This copyright, unlike its traditional counterpart, serves to show that some, not all, rights are reserved, Brown said. Users of the Creative Commons copyright can allow unlimited use of their material, as long as certain provisions are met. Some of the licenses, for example, may require attribution any time a work is used or may forbid the use of a work for commercial purposes.
A work’s creator can choose from one of 11 different copyright options. Using the Creative Commons Web site, site visitors define their licenses by looking at three key factors: Does use of the work require attribution? Is the work to be used for commercial purposes? Are derivatives of the work allowed? Based on the responses, the Web site will refer the user to a suggested license. Users then receive put the Creative Commons copyright symbol on their sites and link to Creative Commons’ site. When someone clicks on the symbol, it refers them to the type of license that was selected.
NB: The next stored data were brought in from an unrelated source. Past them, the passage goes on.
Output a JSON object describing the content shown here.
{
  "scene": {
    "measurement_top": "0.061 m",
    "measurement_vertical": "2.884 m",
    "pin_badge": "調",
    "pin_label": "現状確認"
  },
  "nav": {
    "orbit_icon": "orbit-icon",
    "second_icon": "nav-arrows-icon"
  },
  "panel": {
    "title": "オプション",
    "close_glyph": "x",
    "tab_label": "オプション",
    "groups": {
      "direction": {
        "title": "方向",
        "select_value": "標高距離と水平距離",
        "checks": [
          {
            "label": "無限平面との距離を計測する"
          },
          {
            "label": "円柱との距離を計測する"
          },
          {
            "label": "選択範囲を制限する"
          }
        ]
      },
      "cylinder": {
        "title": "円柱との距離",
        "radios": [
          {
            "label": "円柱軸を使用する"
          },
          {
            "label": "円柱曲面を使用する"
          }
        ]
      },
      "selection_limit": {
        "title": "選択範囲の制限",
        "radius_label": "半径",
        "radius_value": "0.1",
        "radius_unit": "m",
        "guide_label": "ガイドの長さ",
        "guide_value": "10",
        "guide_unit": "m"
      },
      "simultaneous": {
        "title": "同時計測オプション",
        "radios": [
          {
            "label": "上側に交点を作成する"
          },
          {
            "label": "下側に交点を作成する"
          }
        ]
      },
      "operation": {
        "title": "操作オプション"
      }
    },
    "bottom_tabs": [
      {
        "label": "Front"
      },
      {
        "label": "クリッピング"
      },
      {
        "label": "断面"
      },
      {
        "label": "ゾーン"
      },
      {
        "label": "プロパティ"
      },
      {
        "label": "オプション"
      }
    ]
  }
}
About 800,000 Web pages link to a license on the Creative Commons Internet site, Brown said. That number, however, is not a completely accurate representation of how many works are licensed by Creative Commons because some licensed works may contain more than one link to the site while other Web sites may contain several licensed works but only link back to Creative Commons a couple of times.
The licensing process may appear simple, but the Creative Commons copyright is still a completely legal one. The group has worked with pro bono attorneys to make the licenses as “tried and true legal licenses as possible,” said Brown, and no license disputes have gone to trial.
Three versions of every license exist, Brown said. The first version that a creator will see is the “human-readable” version. It is not a legal document, but it briefly explains the license in simple language. A document containing the “hard-core legal language” also exists on the Web site. Additionally, a machine-readable version of the license is built into the license itself.
Brown said there are two reasons why people use Creative Commons licenses. The first is utilitarian. They “want to make it clear they’re sharing [their creations] with the world but make it clear that there are certain conditions to live up to.”
The second purpose is symbolic, or expressive, Brown said. The Internet community is generally known for its willingness to share information with one another. Often people adopt a Creative Commons license to show support for this type of sharing.
“It’s like raising their hand in favor of a more alternative way,” he said.
Cory Doctorow cites “artistic, ideological, and commercial reasons” as the grounds for his decision to use a Creative Commons license for the electronic version of his first novel, “Down and Out in the Magic Kingdom.” Under this license, the electronic text can be distributed noncommercially, Doctorow said.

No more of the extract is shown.